PORTLAND, Ore. (KTVZ) -- A team of medical personnel with VA Portland Health Care System created a centralized lung cancer screening program that’s saving Veterans’ lives by identifying and treating their early-stage lung cancer.
VA leaders recently selected Dr. Christopher G. Slatore, MD, to present his idea during their “Shark Tank” competition; he and his team competed against more than 400 other U.S. Department of Veterans Affairs health innovators and were selected to deploy their life-saving program to help Veterans across the VA.
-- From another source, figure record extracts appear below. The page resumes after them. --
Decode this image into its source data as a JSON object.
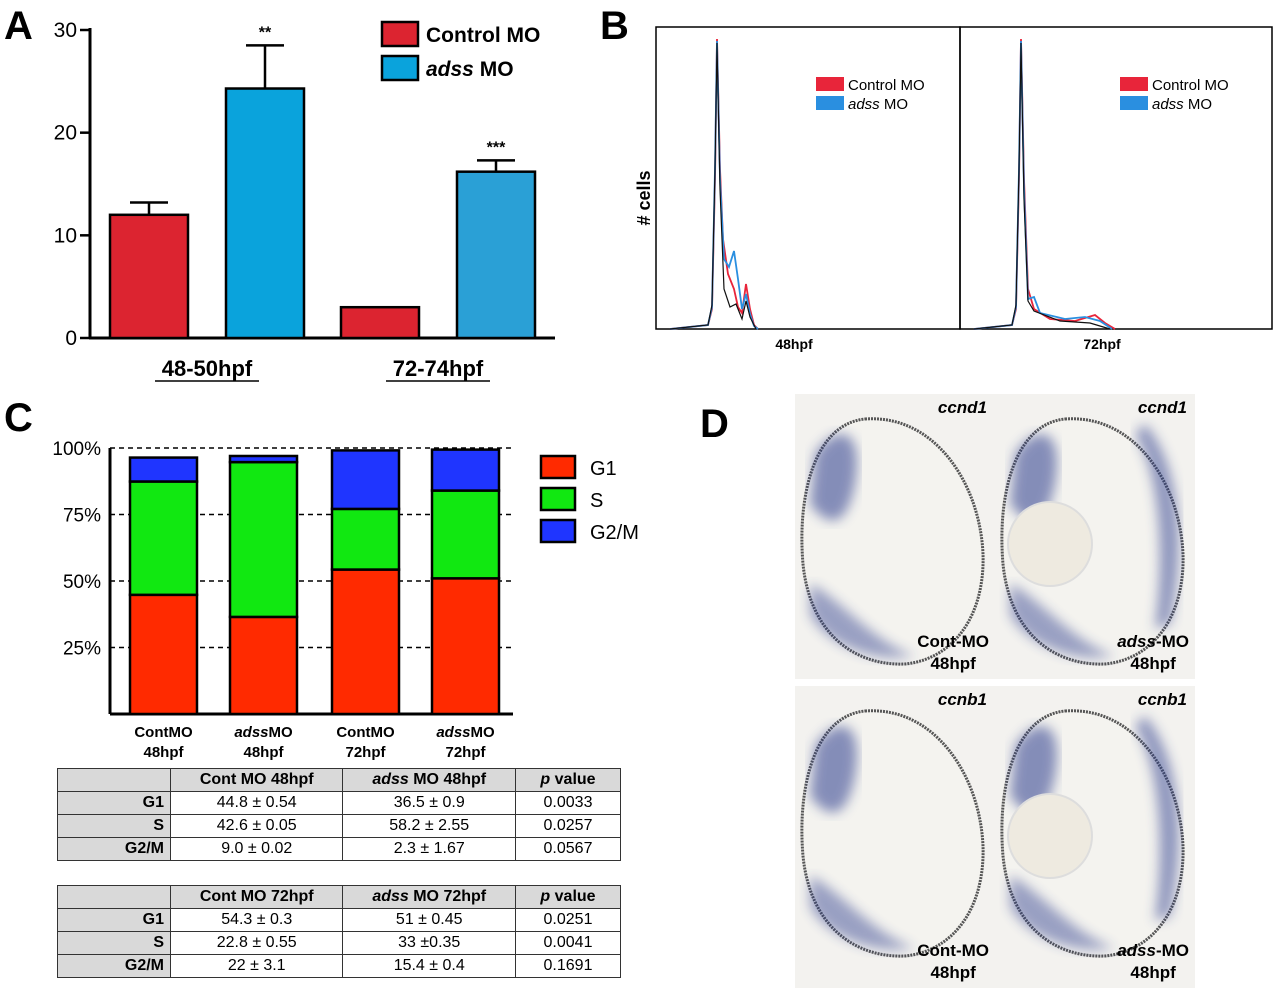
{
  "panels": {
    "a": "A",
    "b": "B",
    "c": "C",
    "d": "D"
  },
  "colors": {
    "control_red": "#dc2430",
    "adss_blue": "#0aa3dc",
    "adss_blue2": "#2aa0d6",
    "hist_red": "#e8253a",
    "hist_blue": "#2a8fe0",
    "g1": "#ff2a00",
    "s": "#11e811",
    "g2m": "#1f35ff",
    "stain": "#2a3a8c"
  },
  "panel_a": {
    "chart_data": {
      "type": "bar",
      "categories": [
        "48-50hpf",
        "72-74hpf"
      ],
      "series": [
        {
          "name": "Control MO",
          "values": [
            12,
            3
          ],
          "errors": [
            1.2,
            0
          ]
        },
        {
          "name": "adss MO",
          "values": [
            24.3,
            16.2
          ],
          "errors": [
            4.2,
            1.1
          ]
        }
      ],
      "significance": [
        "**",
        "***"
      ],
      "ylim": [
        0,
        30
      ],
      "yticks": [
        "0",
        "10",
        "20",
        "30"
      ],
      "legend": {
        "items": [
          {
            "prefix": "Control MO",
            "italic": "",
            "suffix": ""
          },
          {
            "prefix": "",
            "italic": "adss",
            "suffix": " MO"
          }
        ]
      }
    }
  },
  "panel_b": {
    "ylabel": "# cells",
    "histograms": [
      {
        "xlabel": "48hpf",
        "legend_control": "Control MO",
        "legend_adss_italic": "adss",
        "legend_adss_suffix": " MO"
      },
      {
        "xlabel": "72hpf",
        "legend_control": "Control MO",
        "legend_adss_italic": "adss",
        "legend_adss_suffix": " MO"
      }
    ]
  },
  "panel_c": {
    "chart_data": {
      "type": "bar",
      "stacked": true,
      "categories": [
        {
          "italic": "",
          "line1": "ContMO",
          "line2": "48hpf"
        },
        {
          "italic": "adss",
          "line1": "MO",
          "line2": "48hpf"
        },
        {
          "italic": "",
          "line1": "ContMO",
          "line2": "72hpf"
        },
        {
          "italic": "adss",
          "line1": "MO",
          "line2": "72hpf"
        }
      ],
      "series": [
        {
          "name": "G1",
          "values": [
            44.8,
            36.5,
            54.3,
            51
          ]
        },
        {
          "name": "S",
          "values": [
            42.6,
            58.2,
            22.8,
            33
          ]
        },
        {
          "name": "G2/M",
          "values": [
            9.0,
            2.3,
            22,
            15.4
          ]
        }
      ],
      "ylim": [
        0,
        100
      ],
      "yticks": [
        "25%",
        "50%",
        "75%",
        "100%"
      ]
    },
    "tables": [
      {
        "headers": [
          {
            "italic": "",
            "text": "Cont MO 48hpf"
          },
          {
            "italic": "adss",
            "text": " MO 48hpf"
          },
          {
            "italic": "p",
            "text": " value"
          }
        ],
        "rows": [
          {
            "label": "G1",
            "cells": [
              "44.8 ± 0.54",
              "36.5 ± 0.9",
              "0.0033"
            ]
          },
          {
            "label": "S",
            "cells": [
              "42.6 ± 0.05",
              "58.2 ± 2.55",
              "0.0257"
            ]
          },
          {
            "label": "G2/M",
            "cells": [
              "9.0 ± 0.02",
              "2.3 ± 1.67",
              "0.0567"
            ]
          }
        ]
      },
      {
        "headers": [
          {
            "italic": "",
            "text": "Cont MO 72hpf"
          },
          {
            "italic": "adss",
            "text": " MO 72hpf"
          },
          {
            "italic": "p",
            "text": " value"
          }
        ],
        "rows": [
          {
            "label": "G1",
            "cells": [
              "54.3 ± 0.3",
              "51 ± 0.45",
              "0.0251"
            ]
          },
          {
            "label": "S",
            "cells": [
              "22.8 ± 0.55",
              "33 ±0.35",
              "0.0041"
            ]
          },
          {
            "label": "G2/M",
            "cells": [
              "22 ± 3.1",
              "15.4 ± 0.4",
              "0.1691"
            ]
          }
        ]
      }
    ]
  },
  "panel_d": {
    "images": [
      {
        "gene": "ccnd1",
        "italic": "",
        "line1": "Cont-MO",
        "line2": "48hpf"
      },
      {
        "gene": "ccnd1",
        "italic": "adss",
        "line1": "-MO",
        "line2": "48hpf"
      },
      {
        "gene": "ccnb1",
        "italic": "",
        "line1": "Cont-MO",
        "line2": "48hpf"
      },
      {
        "gene": "ccnb1",
        "italic": "adss",
        "line1": "-MO",
        "line2": "48hpf"
      }
    ]
  }
}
Dr. Slatore is a VAPORHCS pulmonary/critical care physician and the Director of Research Education at VAPORHCS’ Research & Development Center to Improve Veteran Involvement in Care (CIVIC).
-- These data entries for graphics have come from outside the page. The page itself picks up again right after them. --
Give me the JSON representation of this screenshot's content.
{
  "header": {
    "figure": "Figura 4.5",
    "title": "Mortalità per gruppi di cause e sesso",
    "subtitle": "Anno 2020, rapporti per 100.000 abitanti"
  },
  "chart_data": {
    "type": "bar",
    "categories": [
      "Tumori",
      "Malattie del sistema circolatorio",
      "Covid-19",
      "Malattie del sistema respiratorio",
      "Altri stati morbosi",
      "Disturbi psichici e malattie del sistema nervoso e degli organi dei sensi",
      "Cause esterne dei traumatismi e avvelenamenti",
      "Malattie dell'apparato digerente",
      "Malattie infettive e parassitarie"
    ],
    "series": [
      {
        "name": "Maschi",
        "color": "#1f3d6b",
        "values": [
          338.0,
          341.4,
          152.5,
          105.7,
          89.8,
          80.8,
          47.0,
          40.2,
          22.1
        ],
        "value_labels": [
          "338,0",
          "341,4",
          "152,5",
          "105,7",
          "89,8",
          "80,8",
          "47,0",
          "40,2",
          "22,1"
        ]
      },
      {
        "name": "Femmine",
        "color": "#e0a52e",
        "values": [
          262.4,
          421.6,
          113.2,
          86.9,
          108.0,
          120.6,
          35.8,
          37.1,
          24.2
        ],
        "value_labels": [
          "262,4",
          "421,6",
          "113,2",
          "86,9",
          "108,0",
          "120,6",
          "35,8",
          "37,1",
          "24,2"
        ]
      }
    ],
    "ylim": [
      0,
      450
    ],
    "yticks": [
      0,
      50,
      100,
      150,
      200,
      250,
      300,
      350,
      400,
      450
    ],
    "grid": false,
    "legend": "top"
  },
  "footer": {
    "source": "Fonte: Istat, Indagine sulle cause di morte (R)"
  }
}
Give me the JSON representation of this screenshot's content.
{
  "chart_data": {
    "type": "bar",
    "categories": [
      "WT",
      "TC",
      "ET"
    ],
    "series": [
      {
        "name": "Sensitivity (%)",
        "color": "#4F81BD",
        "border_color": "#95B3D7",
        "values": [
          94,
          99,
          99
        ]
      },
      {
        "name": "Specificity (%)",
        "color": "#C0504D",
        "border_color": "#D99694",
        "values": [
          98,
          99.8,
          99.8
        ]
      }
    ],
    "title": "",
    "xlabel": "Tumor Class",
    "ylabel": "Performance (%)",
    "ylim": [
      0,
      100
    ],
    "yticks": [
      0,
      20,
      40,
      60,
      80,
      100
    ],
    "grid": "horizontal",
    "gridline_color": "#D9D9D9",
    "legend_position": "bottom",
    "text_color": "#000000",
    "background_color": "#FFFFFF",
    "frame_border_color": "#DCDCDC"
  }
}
The contest, part of VHA Innovation Experience, shines a spotlight on employees who are passionate about solving some of the toughest challenges facing the VA. It also provides them with an opportunity to replicate and scale their practices further, while elevating their platform to all levels of leadership for buy-in.
Dr. Slatore’s idea started within VAPORHCS with one primary care provider in Portland and gradually grew capacity from there. Now, almost all Veterans cared for at VA Portland’s 12-sites of care are systematically assessed and offered lung cancer screening.
VA leaders gave him one of the highest vote totals during the competition, and now the program is expected to be replicated at other facilities across the VA.
Lung cancer is the No. 1cause of cancer-related deaths for Veterans because of their exposures to cigarette smoke and occupational hazards in the military.
The centralized lung cancer screening program provides Veterans a highly inclusive, safe, Veteran-centric process that minimizes the burden for primary care providers and increases access to life-saving annual lung cancer screenings.
The centralized, high-quality lung cancer screening program has received:
· Over 4,500 consults;
· Screened over 2,400 Veterans; and
· Detected and treated more than 62 patients with early stage lung cancers.